Subject: New story: Jump, Jive, 'n'
Wail <M/f>
From: Kent Stoneking <kentls001@worldnet.att.net>
Date: 1999/02/12
A short "Daddy/daughter" piece I conceived while watching the Brian Seitzer orchestra cover the title song. Hope you enjoy it.
* * *
"Baby, baby, it looks like it's gonna hail ... baby, baby, it looks like it's gonna hail ... you better come inside, let me teach you how to jive and wail ..."
The sounds of the Louis Prima jitterbug anthem flowed softly from the stereo, surrounding the man seated on the living room sofa, pretending to read the newspaper. He checked his watch; she should be home any moment. He hoped he was ready.
The front door opened and shut; moments later, she entered the room. "Hi, Dad!" she said brightly, coming over to give him a quick kiss on the cheek.
Forcing himself to keep his tone steady, he answered, "Hi, Sweetheart! How was your day?" He patted the cushion next to him invitingly.
"Oh, not too bad, I guess," she replied, taking the offered seat. "School's school, y'know?"
"Papa's in the icebox, looking for a can of ale ... Papa's in the icebox, looking for a can of ale ... Mama's in the backyard, learnin' how to jive and wail ..."
"And how are you doing in English?" He named her least favorite subject.
She rolled her eyes upwards. "Boring as always, but I'm hanging in there. I'll be real glad when this term's over."
"Just can't get into 'Rime of the Ancient Mariner,' eh?" he chuckled.
"No, Dad, I sure can't."
She'd dug herself a deep enough hole. "It may interest you to know," he said casually, watching her face intently, "that your English teacher called me today. She said you haven't been in class all this week."
She didn't even flinch. "I've been going, Dad, every day! I don't know why she'd say that --"
"She also said the class finished the unit on Coleridge last week. They're working on Shelley now."
He had her, and she knew it. She dropped her eyes and started chewing her lower lip. He decided to thrust the knife in a bit deeper. "You'd know that ... if you were going to class."
"A woman is a woman and a man ain't nothin' but a male ... a woman is a woman and a man ain't nothin' but a male ... one good thing about it: he knows how to jive and wail ..."
"D-daddy ... I'm s-sorry," she stammered.
So he was Daddy now, was he? Amazing how she always regressed when caught in a lie. But he wasn't through with her yet.
"You remember that little talk we had after your midterm?"
She didn't answer, continuing her intent study of the carpet. He put his hand under her chin and lifted her face. "You promised me you'd go to class every day, and try your best. Didn't you?"
Tears began forming in the corners of her eyes as she glanced away.
"Look at me, Sweetheart," he commanded. She swallowed hard, brought her eyes back to his, and nodded.

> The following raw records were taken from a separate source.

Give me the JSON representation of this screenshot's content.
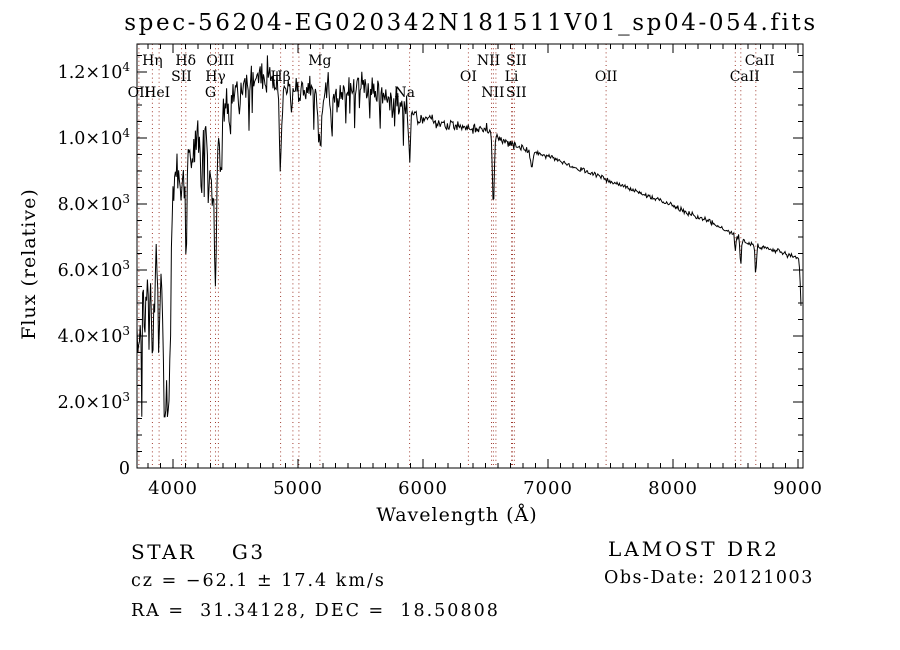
{
  "title": "spec-56204-EG020342N181511V01_sp04-054.fits",
  "footer": {
    "class_label": "STAR    G3",
    "survey": "LAMOST DR2",
    "cz": "cz = −62.1 ± 17.4 km/s",
    "obs_date": "Obs-Date: 20121003",
    "ra_dec": "RA =  31.34128, DEC =  18.50808"
  },
  "chart_data": {
    "type": "line",
    "title": "spec-56204-EG020342N181511V01_sp04-054.fits",
    "xlabel": "Wavelength (Å)",
    "ylabel": "Flux (relative)",
    "xlim": [
      3712,
      9040
    ],
    "ylim": [
      0,
      12850
    ],
    "grid": false,
    "x_major_ticks": [
      4000,
      5000,
      6000,
      7000,
      8000,
      9000
    ],
    "x_minor_step": 100,
    "y_major_ticks": [
      0,
      2000,
      4000,
      6000,
      8000,
      10000,
      12000
    ],
    "y_tick_labels": [
      "0",
      "2.0×10^3",
      "4.0×10^3",
      "6.0×10^3",
      "8.0×10^3",
      "1.0×10^4",
      "1.2×10^4"
    ],
    "y_minor_step": 500,
    "line_color": "#000000",
    "marker_line_color": "#a03c30",
    "seed": 20121003,
    "continuum": [
      [
        3712,
        4200
      ],
      [
        3760,
        5200
      ],
      [
        3800,
        5500
      ],
      [
        3850,
        5400
      ],
      [
        3900,
        6600
      ],
      [
        3950,
        7000
      ],
      [
        4000,
        8800
      ],
      [
        4050,
        9300
      ],
      [
        4100,
        9600
      ],
      [
        4150,
        9400
      ],
      [
        4200,
        10100
      ],
      [
        4250,
        10000
      ],
      [
        4300,
        10600
      ],
      [
        4360,
        10400
      ],
      [
        4420,
        11200
      ],
      [
        4500,
        11500
      ],
      [
        4600,
        11600
      ],
      [
        4700,
        11900
      ],
      [
        4800,
        11800
      ],
      [
        4900,
        11400
      ],
      [
        5000,
        11600
      ],
      [
        5100,
        11400
      ],
      [
        5200,
        11600
      ],
      [
        5300,
        11300
      ],
      [
        5400,
        11500
      ],
      [
        5500,
        11600
      ],
      [
        5600,
        11400
      ],
      [
        5700,
        11300
      ],
      [
        5800,
        11100
      ],
      [
        5900,
        10800
      ],
      [
        6000,
        10550
      ],
      [
        6100,
        10450
      ],
      [
        6200,
        10400
      ],
      [
        6300,
        10350
      ],
      [
        6400,
        10250
      ],
      [
        6500,
        10300
      ],
      [
        6600,
        10050
      ],
      [
        6700,
        9800
      ],
      [
        6800,
        9700
      ],
      [
        6900,
        9550
      ],
      [
        7000,
        9450
      ],
      [
        7100,
        9300
      ],
      [
        7200,
        9100
      ],
      [
        7300,
        9000
      ],
      [
        7400,
        8850
      ],
      [
        7500,
        8700
      ],
      [
        7600,
        8550
      ],
      [
        7700,
        8400
      ],
      [
        7800,
        8250
      ],
      [
        7900,
        8100
      ],
      [
        8000,
        7950
      ],
      [
        8100,
        7750
      ],
      [
        8200,
        7600
      ],
      [
        8300,
        7450
      ],
      [
        8400,
        7250
      ],
      [
        8500,
        7050
      ],
      [
        8600,
        6800
      ],
      [
        8700,
        6700
      ],
      [
        8800,
        6600
      ],
      [
        8900,
        6500
      ],
      [
        9000,
        6350
      ],
      [
        9026,
        6250
      ]
    ],
    "noise_sigma": [
      [
        3712,
        1400
      ],
      [
        3800,
        1300
      ],
      [
        3900,
        1150
      ],
      [
        4000,
        900
      ],
      [
        4100,
        800
      ],
      [
        4300,
        650
      ],
      [
        4500,
        560
      ],
      [
        5000,
        540
      ],
      [
        5500,
        500
      ],
      [
        5800,
        420
      ],
      [
        6000,
        230
      ],
      [
        6300,
        170
      ],
      [
        6600,
        140
      ],
      [
        7000,
        100
      ],
      [
        7500,
        85
      ],
      [
        8000,
        85
      ],
      [
        8600,
        90
      ],
      [
        9026,
        90
      ]
    ],
    "absorption_lines": [
      [
        3727,
        800,
        8
      ],
      [
        3750,
        1500,
        8
      ],
      [
        3835,
        2000,
        8
      ],
      [
        3889,
        2500,
        8
      ],
      [
        3933,
        5000,
        14
      ],
      [
        3968,
        5600,
        14
      ],
      [
        4068,
        1200,
        7
      ],
      [
        4102,
        2600,
        9
      ],
      [
        4227,
        1300,
        7
      ],
      [
        4305,
        2200,
        20
      ],
      [
        4340,
        4300,
        9
      ],
      [
        4383,
        1600,
        8
      ],
      [
        4455,
        1000,
        6
      ],
      [
        4531,
        900,
        6
      ],
      [
        4861,
        2300,
        9
      ],
      [
        4959,
        500,
        6
      ],
      [
        5007,
        500,
        6
      ],
      [
        5175,
        1700,
        16
      ],
      [
        5270,
        1000,
        8
      ],
      [
        5893,
        1500,
        7
      ],
      [
        6563,
        2100,
        8
      ],
      [
        6870,
        500,
        10
      ],
      [
        8498,
        500,
        5
      ],
      [
        8542,
        900,
        5
      ],
      [
        8662,
        950,
        5
      ],
      [
        9030,
        1700,
        9
      ]
    ],
    "markers": [
      {
        "wavelength": 3727,
        "label": "OII",
        "row": 3,
        "dx": 0
      },
      {
        "wavelength": 3835,
        "label": "Hη",
        "row": 1,
        "dx": 0
      },
      {
        "wavelength": 3889,
        "label": "HeI",
        "row": 3,
        "dx": -2
      },
      {
        "wavelength": 4068,
        "label": "SII",
        "row": 2,
        "dx": 0
      },
      {
        "wavelength": 4102,
        "label": "Hδ",
        "row": 1,
        "dx": 0
      },
      {
        "wavelength": 4300,
        "label": "G",
        "row": 3,
        "dx": 0
      },
      {
        "wavelength": 4340,
        "label": "Hγ",
        "row": 2,
        "dx": 0
      },
      {
        "wavelength": 4363,
        "label": "OIII",
        "row": 1,
        "dx": 2
      },
      {
        "wavelength": 4861,
        "label": "Hβ",
        "row": 2,
        "dx": 0
      },
      {
        "wavelength": 4959,
        "label": "",
        "row": 0,
        "dx": 0
      },
      {
        "wavelength": 5007,
        "label": "",
        "row": 0,
        "dx": 0
      },
      {
        "wavelength": 5175,
        "label": "Mg",
        "row": 1,
        "dx": 0
      },
      {
        "wavelength": 5893,
        "label": "Na",
        "row": 3,
        "dx": -5
      },
      {
        "wavelength": 6363,
        "label": "OI",
        "row": 2,
        "dx": 0
      },
      {
        "wavelength": 6548,
        "label": "NII",
        "row": 1,
        "dx": -3
      },
      {
        "wavelength": 6563,
        "label": "",
        "row": 0,
        "dx": 0
      },
      {
        "wavelength": 6583,
        "label": "NII",
        "row": 3,
        "dx": -3
      },
      {
        "wavelength": 6708,
        "label": "Li",
        "row": 2,
        "dx": 0
      },
      {
        "wavelength": 6716,
        "label": "SII",
        "row": 1,
        "dx": 4
      },
      {
        "wavelength": 6731,
        "label": "SII",
        "row": 3,
        "dx": 2
      },
      {
        "wavelength": 7465,
        "label": "OII",
        "row": 2,
        "dx": 0
      },
      {
        "wavelength": 8498,
        "label": "",
        "row": 0,
        "dx": 0
      },
      {
        "wavelength": 8542,
        "label": "CaII",
        "row": 2,
        "dx": 4
      },
      {
        "wavelength": 8662,
        "label": "CaII",
        "row": 1,
        "dx": 4
      }
    ]
  }
}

"And do you remember what I said I'd have to do if you broke your promise?"
Her confused look was all the answer he needed.
"Well, maybe this'll help your memory." He carefully folded the newspaper and laid it aside, revealing the paddle concealed beneath.
She stared in disbelief at the hated reminder of her earlier childhood. "Daddy, you can't be serious!"
"Jack and Jill went up the hill to get a pail ... Jack and up the hill to get a pail ... Jill stayed up, she wanted to learn how to jive and wail ..."
"I'm very serious, Sweetheart," he replied. "You broke your promise and then you lied to me. It doesn't get much more serious than that."
"But I'm too old for a paddling!"
"I don't think so. All your life, this has been the only punishment that's worked. Whenever I've just scolded you about something, you've gone right back to your old ways. Only after I've paddled you do you behave yourself."
"Daddy, please! Give me another chance!"
"I gave you a chance, Sweetheart, and you blew it. We tried things your way, now we'll do them mine."
"No, Daddy, don't paddle me! I'll do better, I promise!"
"You promised that before. Come on, Honey, let's get this over with. You know you deserve it."
She continued her protests as he took hold of her and pulled her face-down across his lap. He had to pin her arms behind her before rucking up her short pleated skirt and peeling down her panties. He smacked the paddle down, hard, on her bare rump. "Dadddiieee!" she howled.
"You gotta jump, jive, and then you wail ... you gotta jump, jive, and then you wail ... you gotta jump, jive, and then you wail ... you gotta jump, jive, and then you wail ... you gotta jump, jive, and then you wail away ..."
The lyrics caught his ear as he raised the paddle for the next stroke. Very appropriate, he thought. She'd jumped (cut class); she'd jived (lied to him about it); now he'd make damn sure she wailed.